Even if you ignore that, what is impossible to ignore is the casting.

No matter how stylishly Kapil Sharma is dressed, he still looks far too old opposite a chirpy Sadia Khateeb’s distinctly Gen Z persona. And much like the rest of the narrative, the film adopts a painfully outdated approach towards their romance.

Kannu is clearly uninterested in Tony, yet the film expects us to root for him persistently pursuing her. She dreams of working and settling abroad, though it becomes increasingly obvious where the film intends to take her arc for its ‘happy ending’.

This is a film that glorifies joint families, guilts children for being too consumed by their own problems, and therefore unsubtly treats a woman’s ambitions as secondary unless they culminate in marriage to a man who looks old enough to be her uncle.

Then again, wearing a reluctant woman down until she falls for the hero was also a major plot point in Ashish R Mohan’s debut film Khiladi 786, so I suppose one can at least admire the consistency.

Like the screenplay, the film’s visual presentation is equally scattered. The colour grading fluctuates wildly from scene to scene, making the whole film resemble something rushed through AI processing without anyone bothering to ensure visual consistency.

There is a flashback scene that feels suspiciously created using AI (again) and the same scene is used again near the end during a melodramatic song sequence.

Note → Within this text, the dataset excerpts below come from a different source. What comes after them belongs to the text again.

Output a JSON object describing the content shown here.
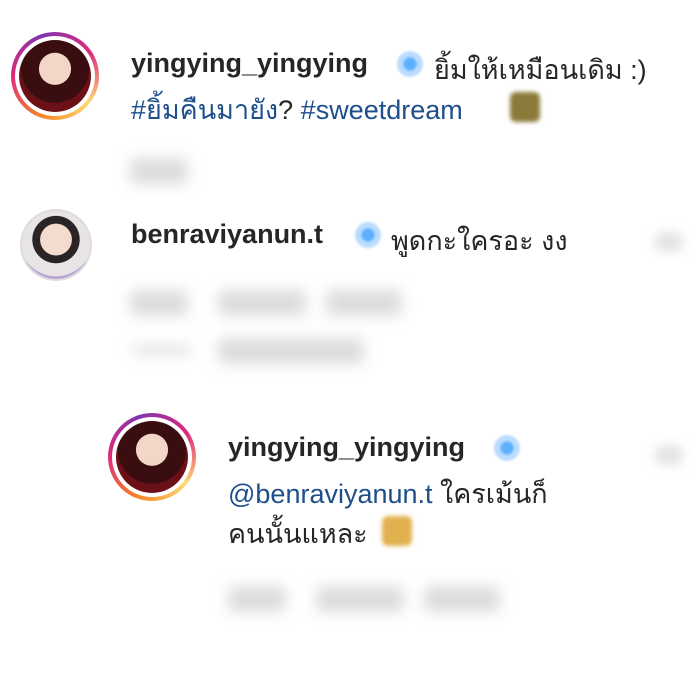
{
  "comments": [
    {
      "username": "yingying_yingying",
      "text_part1": "ยิ้มให้เหมือนเดิม :)",
      "hashtag1": "#ยิ้มคืนมายัง",
      "text_part2": "?",
      "hashtag2": "#sweetdream"
    },
    {
      "username": "benraviyanun.t",
      "text": "พูดกะใครอะ งง"
    },
    {
      "username": "yingying_yingying",
      "mention": "@benraviyanun.t",
      "text_line1": "ใครเม้นก็",
      "text_line2": "คนนั้นแหละ"
    }
  ],
  "icons": [
    "verified-badge-icon",
    "emoji-icon",
    "heart-icon"
  ],
  "colors": {
    "link": "#1f4f8b",
    "text": "#262626",
    "verified": "#5eb0ff"
  }
}
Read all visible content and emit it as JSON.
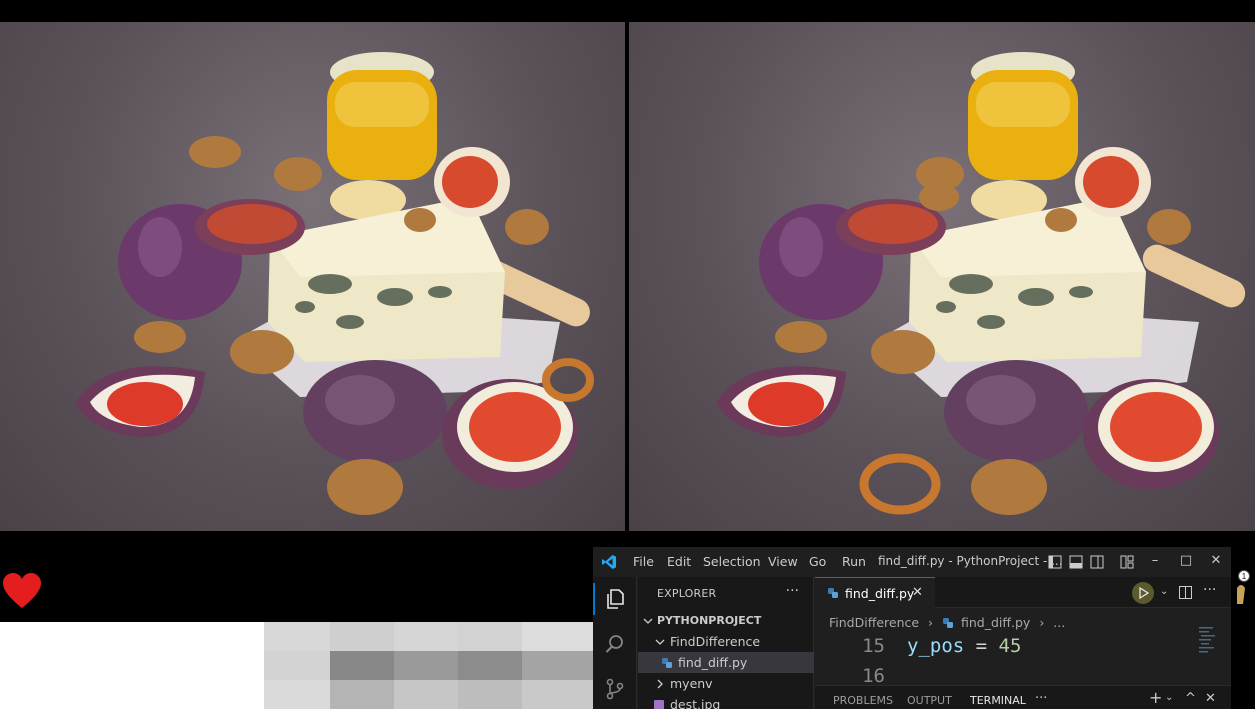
{
  "game": {
    "left_panel": "original-image",
    "right_panel": "modified-image"
  },
  "vscode": {
    "menu": [
      "File",
      "Edit",
      "Selection",
      "View",
      "Go",
      "Run"
    ],
    "window_title": "find_diff.py - PythonProject - ...",
    "explorer_title": "EXPLORER",
    "explorer_more": "···",
    "project_name": "PYTHONPROJECT",
    "tree": [
      {
        "label": "FindDifference"
      },
      {
        "label": "find_diff.py"
      },
      {
        "label": "myenv"
      },
      {
        "label": "dest.jpg"
      }
    ],
    "tab_label": "find_diff.py",
    "breadcrumb": {
      "folder": "FindDifference",
      "file": "find_diff.py",
      "rest": "..."
    },
    "lines": [
      {
        "number": "15",
        "var": "y_pos",
        "op": " = ",
        "num": "45"
      },
      {
        "number": "16",
        "var": "",
        "op": "",
        "num": ""
      }
    ],
    "panel_tabs": [
      "PROBLEMS",
      "OUTPUT",
      "TERMINAL"
    ],
    "panel_more": "···",
    "notification_badge": "1",
    "colors": {
      "accent": "#0078d4",
      "background": "#1f1f1f",
      "sidebar": "#181818"
    }
  }
}
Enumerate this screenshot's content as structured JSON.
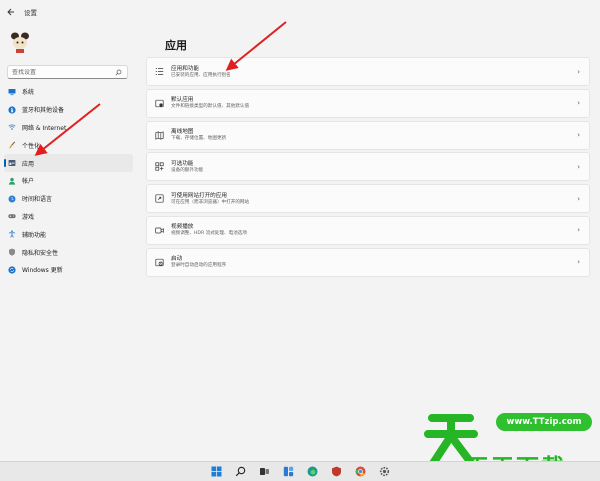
{
  "window": {
    "title": "设置"
  },
  "search": {
    "placeholder": "查找设置"
  },
  "sidebar": {
    "items": [
      {
        "label": "系统",
        "icon": "monitor-icon"
      },
      {
        "label": "蓝牙和其他设备",
        "icon": "bluetooth-icon"
      },
      {
        "label": "网络 & Internet",
        "icon": "wifi-icon"
      },
      {
        "label": "个性化",
        "icon": "brush-icon"
      },
      {
        "label": "应用",
        "icon": "apps-icon",
        "active": true
      },
      {
        "label": "帐户",
        "icon": "user-icon"
      },
      {
        "label": "时间和语言",
        "icon": "globe-clock-icon"
      },
      {
        "label": "游戏",
        "icon": "gamepad-icon"
      },
      {
        "label": "辅助功能",
        "icon": "accessibility-icon"
      },
      {
        "label": "隐私和安全性",
        "icon": "shield-icon"
      },
      {
        "label": "Windows 更新",
        "icon": "update-icon"
      }
    ]
  },
  "main": {
    "title": "应用",
    "cards": [
      {
        "title": "应用和功能",
        "subtitle": "已安装的应用、应用执行别名",
        "icon": "list-icon"
      },
      {
        "title": "默认应用",
        "subtitle": "文件和链接类型的默认值、其他默认值",
        "icon": "default-app-icon"
      },
      {
        "title": "离线地图",
        "subtitle": "下载、存储位置、地图更新",
        "icon": "map-icon"
      },
      {
        "title": "可选功能",
        "subtitle": "设备的额外功能",
        "icon": "optional-features-icon"
      },
      {
        "title": "可使用网站打开的应用",
        "subtitle": "可在应用（而非浏览器）中打开的网站",
        "icon": "web-app-icon"
      },
      {
        "title": "视频播放",
        "subtitle": "视频调整、HDR 流式处理、电池选项",
        "icon": "video-icon"
      },
      {
        "title": "启动",
        "subtitle": "登录时自动启动的应用程序",
        "icon": "startup-icon"
      }
    ]
  },
  "taskbar": {
    "icons": [
      "start-icon",
      "search-icon",
      "task-view-icon",
      "widgets-icon",
      "edge-icon",
      "security-icon",
      "chrome-icon",
      "settings-icon"
    ]
  },
  "watermark": {
    "url": "www.TTzip.com",
    "brand": "天天下载"
  },
  "colors": {
    "accent": "#005fb8",
    "watermark_green": "#25b525",
    "annotation_red": "#e02020"
  }
}
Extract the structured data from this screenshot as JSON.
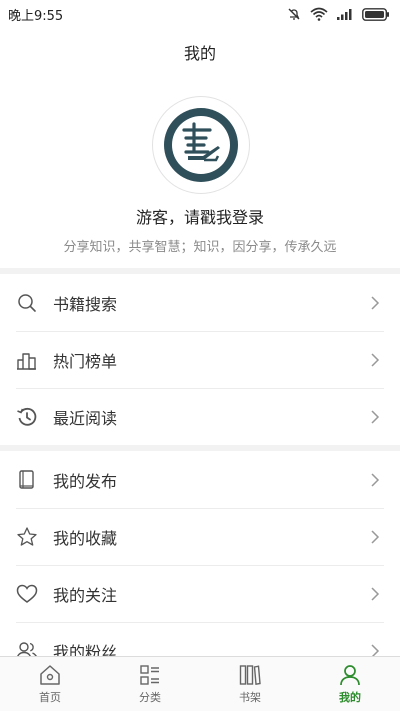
{
  "status_bar": {
    "time": "晚上9:55"
  },
  "header": {
    "title": "我的"
  },
  "profile": {
    "login_text": "游客，请戳我登录",
    "slogan": "分享知识，共享智慧；知识，因分享，传承久远"
  },
  "menu_group_1": [
    {
      "label": "书籍搜索",
      "icon": "search-icon"
    },
    {
      "label": "热门榜单",
      "icon": "ranking-icon"
    },
    {
      "label": "最近阅读",
      "icon": "history-icon"
    }
  ],
  "menu_group_2": [
    {
      "label": "我的发布",
      "icon": "book-icon"
    },
    {
      "label": "我的收藏",
      "icon": "star-icon"
    },
    {
      "label": "我的关注",
      "icon": "heart-icon"
    },
    {
      "label": "我的粉丝",
      "icon": "users-icon"
    }
  ],
  "bottom_nav": [
    {
      "label": "首页",
      "icon": "home-icon",
      "active": false
    },
    {
      "label": "分类",
      "icon": "category-icon",
      "active": false
    },
    {
      "label": "书架",
      "icon": "bookshelf-icon",
      "active": false
    },
    {
      "label": "我的",
      "icon": "profile-icon",
      "active": true
    }
  ],
  "colors": {
    "accent": "#2d8c2d",
    "logo": "#2f4f5a",
    "divider": "#ececec",
    "section_gap": "#f2f2f2"
  }
}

When you made it once, why not flaunt it again?

In the end, you mostly feel sorry for Neetu Singh, who remains Daadi Ki Shaadi‘s lone genuinely endearing presence, and for R Sarathkumar, trying hard to navigate the pauses in his dialogue delivery while maintaining stoic dignity.

And then you feel sorry for the rest of the capable cast too, trapped in storytelling ideas and emotional beats that should have been retired at least two decades ago.